Uitspraak in het geding tussen:

[appellant], wonend te Brunssum,

appellant,

en

het college van gedeputeerde staten van Limburg,

verweerder.

Procesverloop

[appellant] heeft beroep ingesteld tegen het niet-tijdig nemen van een besluit door het college op het bezwaar tegen de afwijzing van zijn verzoek van 14 augustus 2020 om op te treden dan wel geluidswerende maatregelen te nemen op de gevel van zijn woonwagen.

Het college heeft een nader stuk ingediend.
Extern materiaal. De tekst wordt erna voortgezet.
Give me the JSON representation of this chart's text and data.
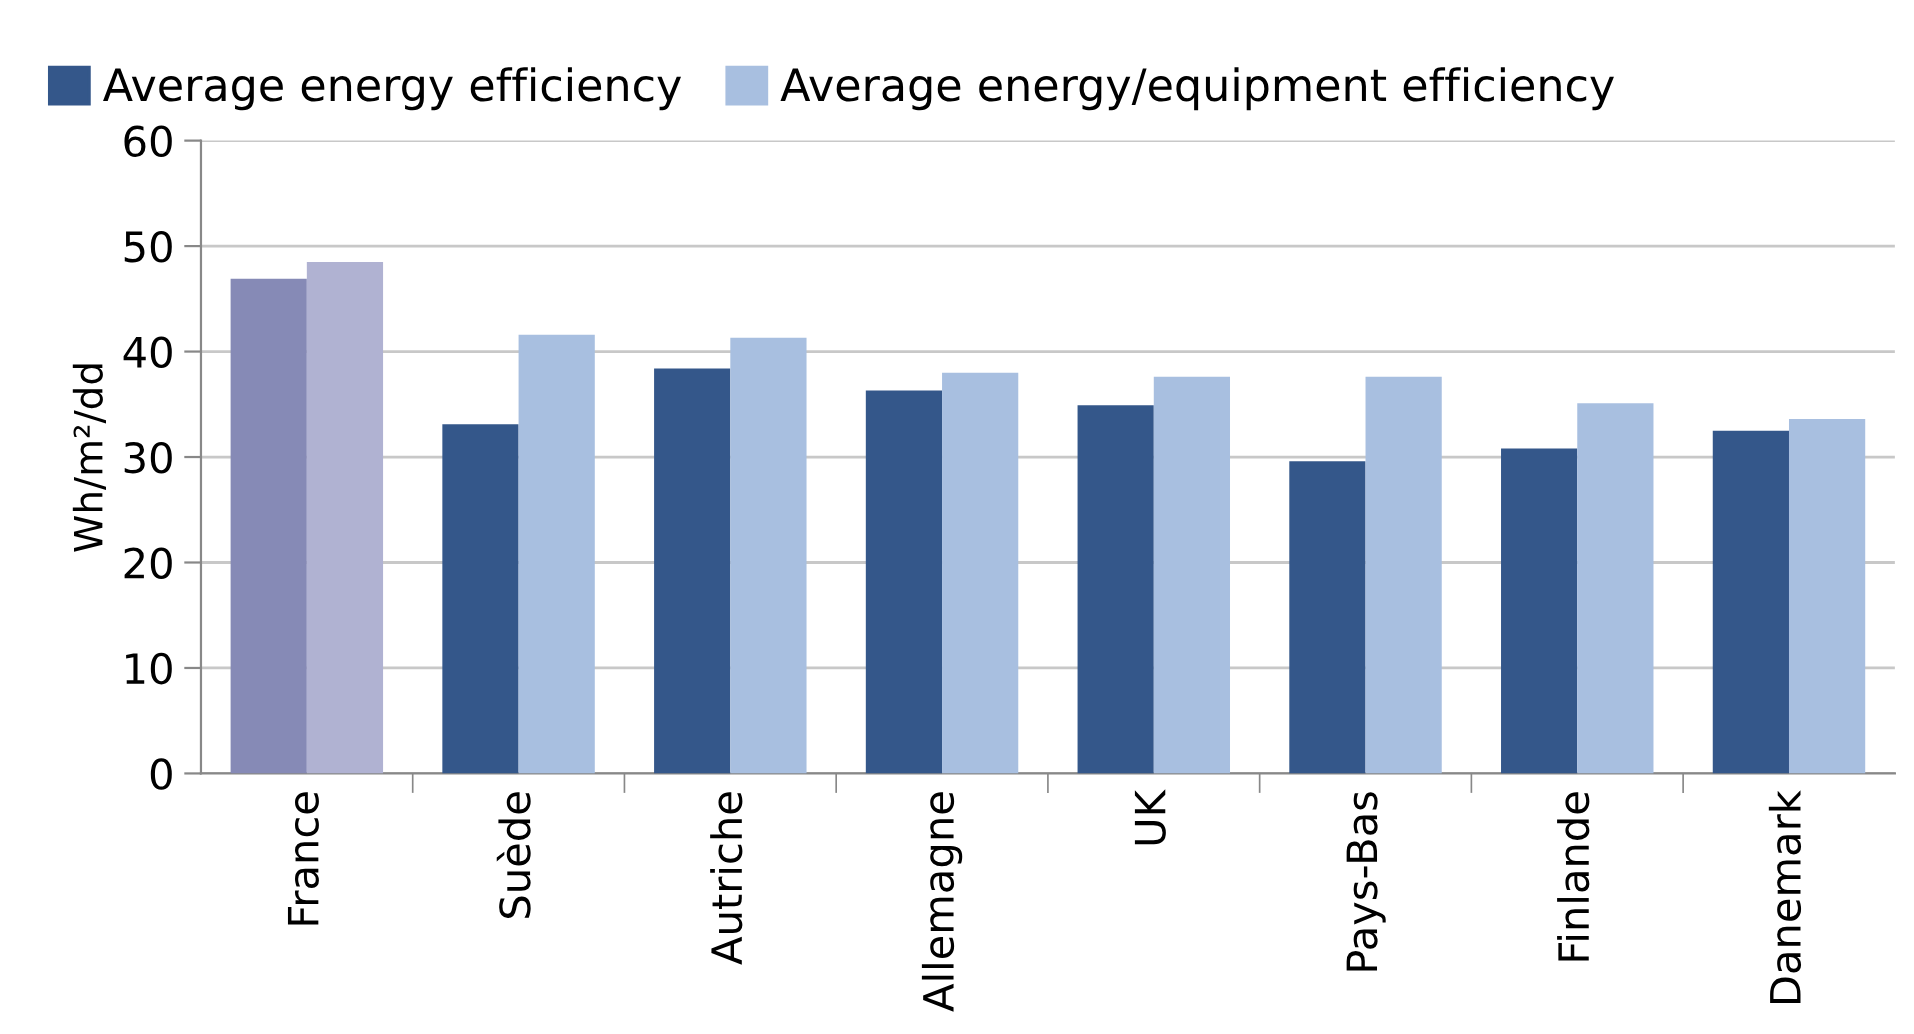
{
  "chart_data": {
    "type": "bar",
    "ylabel": "Wh/m²/dd",
    "categories": [
      "France",
      "Suède",
      "Autriche",
      "Allemagne",
      "UK",
      "Pays-Bas",
      "Finlande",
      "Danemark"
    ],
    "series": [
      {
        "name": "Average energy efficiency",
        "color": "#34578a",
        "colors": [
          "#868ab6",
          "#34578a",
          "#34578a",
          "#34578a",
          "#34578a",
          "#34578a",
          "#34578a",
          "#34578a"
        ],
        "values": [
          46.9,
          33.1,
          38.4,
          36.3,
          34.9,
          29.6,
          30.8,
          32.5
        ]
      },
      {
        "name": "Average energy/equipment efficiency",
        "color": "#a8bfe0",
        "colors": [
          "#b0b2d2",
          "#a8bfe0",
          "#a8bfe0",
          "#a8bfe0",
          "#a8bfe0",
          "#a8bfe0",
          "#a8bfe0",
          "#a8bfe0"
        ],
        "values": [
          48.5,
          41.6,
          41.3,
          38.0,
          37.6,
          37.6,
          35.1,
          33.6
        ]
      }
    ],
    "ylim": [
      0,
      60
    ],
    "yticks": [
      0,
      10,
      20,
      30,
      40,
      50,
      60
    ],
    "grid": "y",
    "legend": "top left"
  }
}
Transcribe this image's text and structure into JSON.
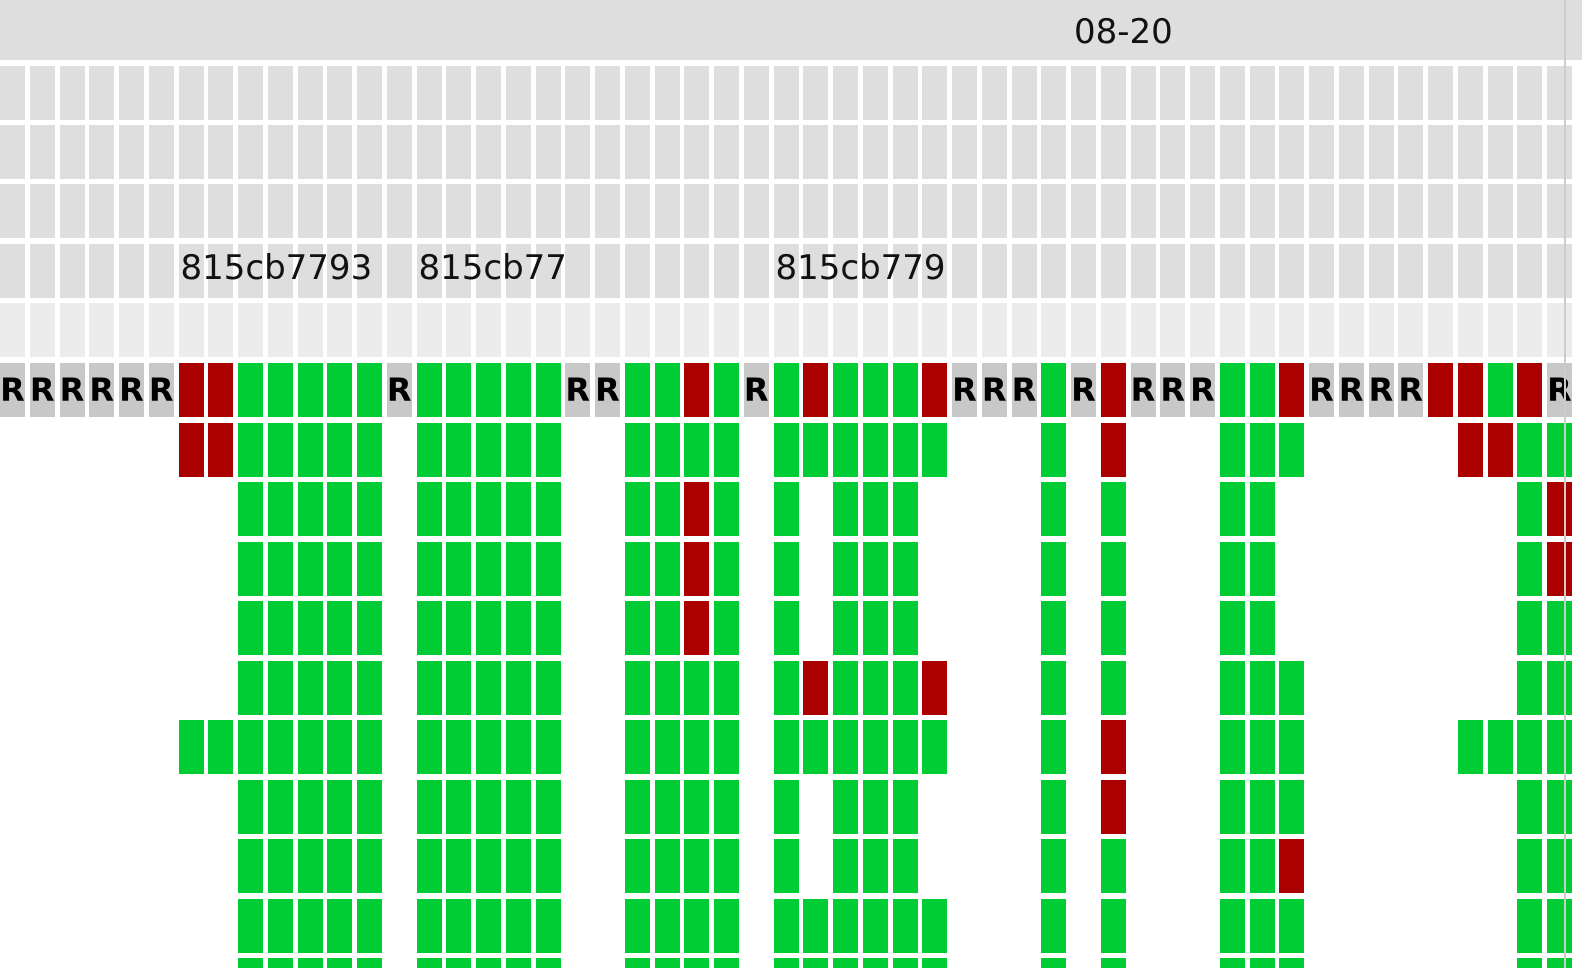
{
  "header": {
    "date_label": "08-20"
  },
  "revisions": [
    {
      "label": "815cb7793",
      "col": 6
    },
    {
      "label": "815cb77",
      "col": 14
    },
    {
      "label": "815cb779",
      "col": 26
    }
  ],
  "legend": {
    "retry_glyph": "R",
    "colors": {
      "pass": "#00cc33",
      "fail": "#aa0000",
      "retry": "#c8c8c8",
      "empty": "#dedede"
    }
  },
  "grid_rows": [
    "RRRRRRFFPPPPPRPPPPPRRPPFPRPFPPPFRRRPRFRRRPPFRRRRFFPFR",
    "      FFPPPPP PPPPP  PPPP PPPPPP   P F   PPP     FFPP ",
    "        PPPPP PPPPP  PPFP P PPP    P P   PP        PF ",
    "        PPPPP PPPPP  PPFP P PPP    P P   PP        PF ",
    "        PPPPP PPPPP  PPFP P PPP    P P   PP        PP ",
    "        PPPPP PPPPP  PPPP PFPPPF   P P   PPP       PP ",
    "      PPPPPPP PPPPP  PPPP PPPPPP   P F   PPP     PPPP ",
    "        PPPPP PPPPP  PPPP P PPP    P F   PPP       PP ",
    "        PPPPP PPPPP  PPPP P PPP    P P   PPF       PP ",
    "        PPPPP PPPPP  PPPP PPPPPP   P P   PPP       PP ",
    "        PPPPP PPPPP  PPPP PPPPPP   P P   PPP       PP "
  ]
}
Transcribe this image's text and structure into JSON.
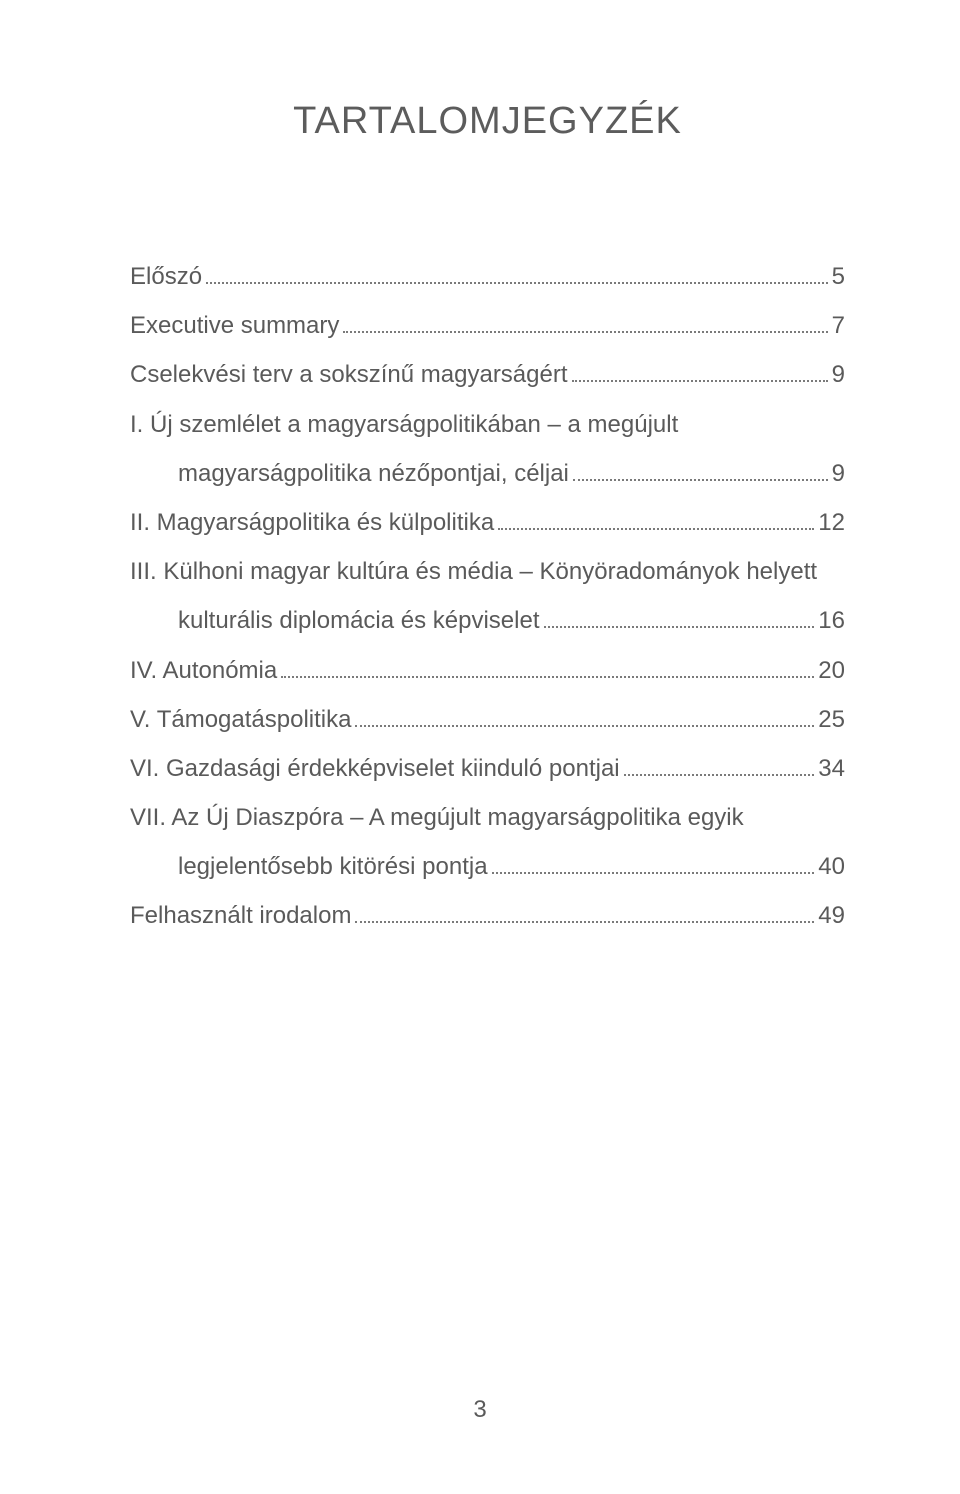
{
  "title": "TARTALOMJEGYZÉK",
  "entries": [
    {
      "label": "Előszó",
      "page": "5",
      "sub": false,
      "continues": false
    },
    {
      "label": "Executive summary",
      "page": "7",
      "sub": false,
      "continues": false
    },
    {
      "label": "Cselekvési terv a sokszínű magyarságért",
      "page": "9",
      "sub": false,
      "continues": false
    },
    {
      "label": "I. Új szemlélet a magyarságpolitikában – a megújult",
      "page": "",
      "sub": false,
      "continues": true
    },
    {
      "label": "magyarságpolitika nézőpontjai, céljai",
      "page": "9",
      "sub": true,
      "continues": false
    },
    {
      "label": "II. Magyarságpolitika és külpolitika",
      "page": "12",
      "sub": false,
      "continues": false
    },
    {
      "label": "III. Külhoni magyar kultúra és média – Könyöradományok helyett",
      "page": "",
      "sub": false,
      "continues": true
    },
    {
      "label": "kulturális diplomácia és képviselet",
      "page": "16",
      "sub": true,
      "continues": false
    },
    {
      "label": "IV. Autonómia",
      "page": "20",
      "sub": false,
      "continues": false
    },
    {
      "label": "V. Támogatáspolitika",
      "page": "25",
      "sub": false,
      "continues": false
    },
    {
      "label": "VI. Gazdasági érdekképviselet kiinduló pontjai",
      "page": "34",
      "sub": false,
      "continues": false
    },
    {
      "label": "VII. Az Új Diaszpóra – A megújult magyarságpolitika egyik",
      "page": "",
      "sub": false,
      "continues": true
    },
    {
      "label": "legjelentősebb kitörési pontja",
      "page": "40",
      "sub": true,
      "continues": false
    },
    {
      "label": "Felhasznált irodalom",
      "page": "49",
      "sub": false,
      "continues": false
    }
  ],
  "page_number": "3",
  "colors": {
    "text": "#5a5a5a",
    "background": "#ffffff",
    "leader": "#7a7a7a"
  },
  "typography": {
    "title_fontsize": 38,
    "body_fontsize": 24,
    "font_family": "Myriad Pro / sans-serif"
  }
}
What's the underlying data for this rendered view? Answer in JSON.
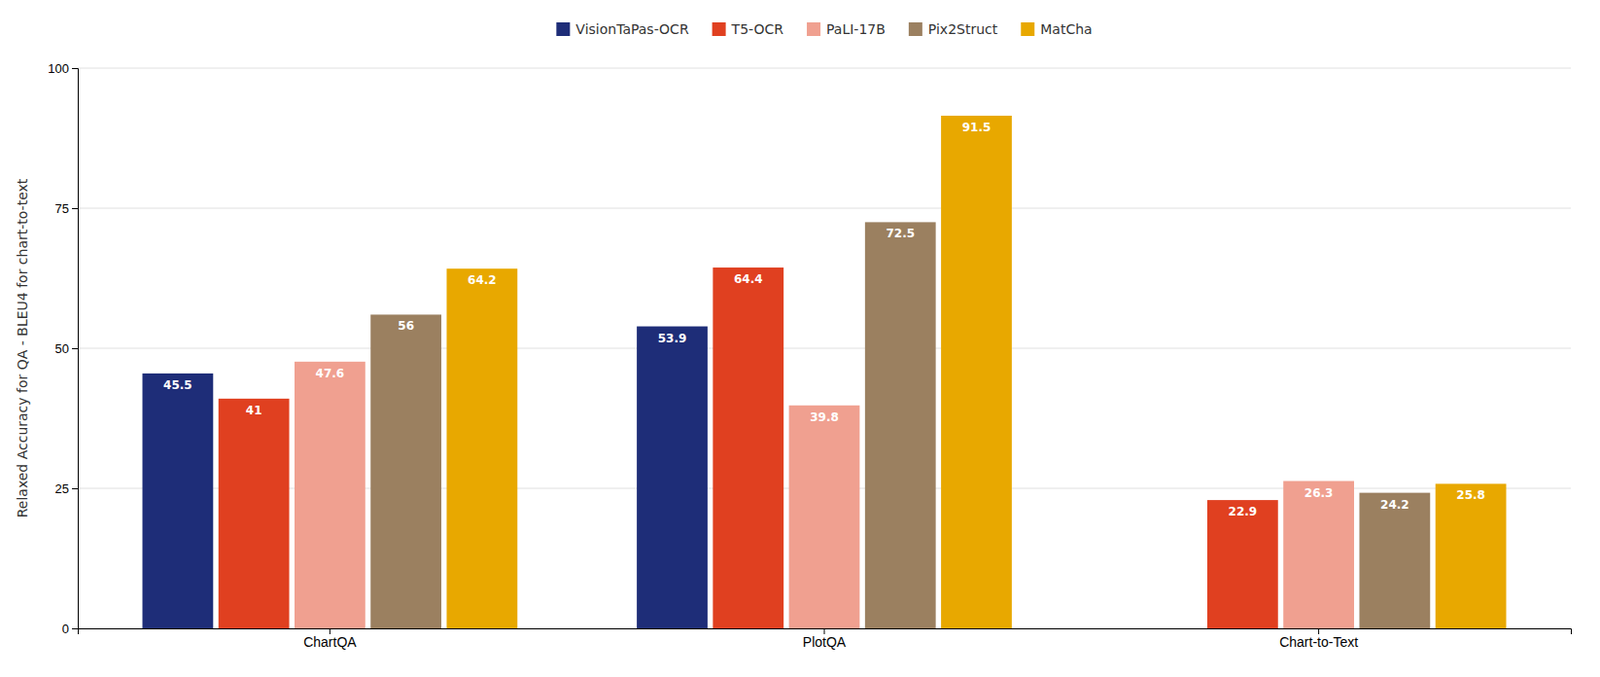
{
  "chart_data": {
    "type": "bar",
    "categories": [
      "ChartQA",
      "PlotQA",
      "Chart-to-Text"
    ],
    "series": [
      {
        "name": "VisionTaPas-OCR",
        "color": "#1e2d78",
        "values": [
          45.5,
          53.9,
          0
        ],
        "value_labels": [
          "45.5",
          "53.9",
          null
        ]
      },
      {
        "name": "T5-OCR",
        "color": "#e04020",
        "values": [
          41,
          64.4,
          22.9
        ],
        "value_labels": [
          "41",
          "64.4",
          "22.9"
        ]
      },
      {
        "name": "PaLI-17B",
        "color": "#f0a090",
        "values": [
          47.6,
          39.8,
          26.3
        ],
        "value_labels": [
          "47.6",
          "39.8",
          "26.3"
        ]
      },
      {
        "name": "Pix2Struct",
        "color": "#9b8060",
        "values": [
          56,
          72.5,
          24.2
        ],
        "value_labels": [
          "56",
          "72.5",
          "24.2"
        ]
      },
      {
        "name": "MatCha",
        "color": "#e8a800",
        "values": [
          64.2,
          91.5,
          25.8
        ],
        "value_labels": [
          "64.2",
          "91.5",
          "25.8"
        ]
      }
    ],
    "y_label": "Relaxed Accuracy for QA - BLEU4 for chart-to-text",
    "ylim": [
      0,
      100
    ],
    "yticks": [
      0,
      25,
      50,
      75,
      100
    ],
    "grid": true,
    "legend": "top",
    "data_labels": true
  }
}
De Afdeling heeft de zaak ter zitting behandeld op 19 oktober 2022, waar [appellant], bijgestaan door mr. E.H.C.K. Reijans, advocaat te Echt, en het college, vertegenwoordigd door mr. C.E. Barnhoorn, advocaat te Den Haag, zijn verschenen.

Overwegingen

1.       [appellant] woont in een woonwagen in Brunssum en heeft door verkeersbewegingen last van geluidsoverlast, met name in de avond en nacht. Volgens hem wordt het maximale geluidsniveau van 33 dB in zijn woonwagen overschreden. Hij heeft het college gevraagd op te treden tegen deze overschrijding, dan wel geluidwerende maatregelen te nemen. Het college heeft dit verzoek afgewezen, omdat [appellant] in een woonwagen woont die op een geluidsgevoelig terrein staat, om die reden geen binnenwaarde van 33 dB geldt en het college dus niet verplicht is om geluidwerende maatregelen te treffen als voorzien in artikel 111b, tweede lid, van de Wet geluidhinder (Wgh). Het college stelt zich daarbij op het standpunt dat de mededeling van 14 augustus 2020 dat geen geluidwerende maatregelen worden getroffen geen besluit in de zin van artikel 1:3 van de Awb is, omdat artikel 111b, tweede lid, van de Wgh in zijn geheel niet van toepassing is op de woonwagen van [appellant]. [appellant] kan daarom geen bezwaar tegen de afwijzing maken, aldus het college.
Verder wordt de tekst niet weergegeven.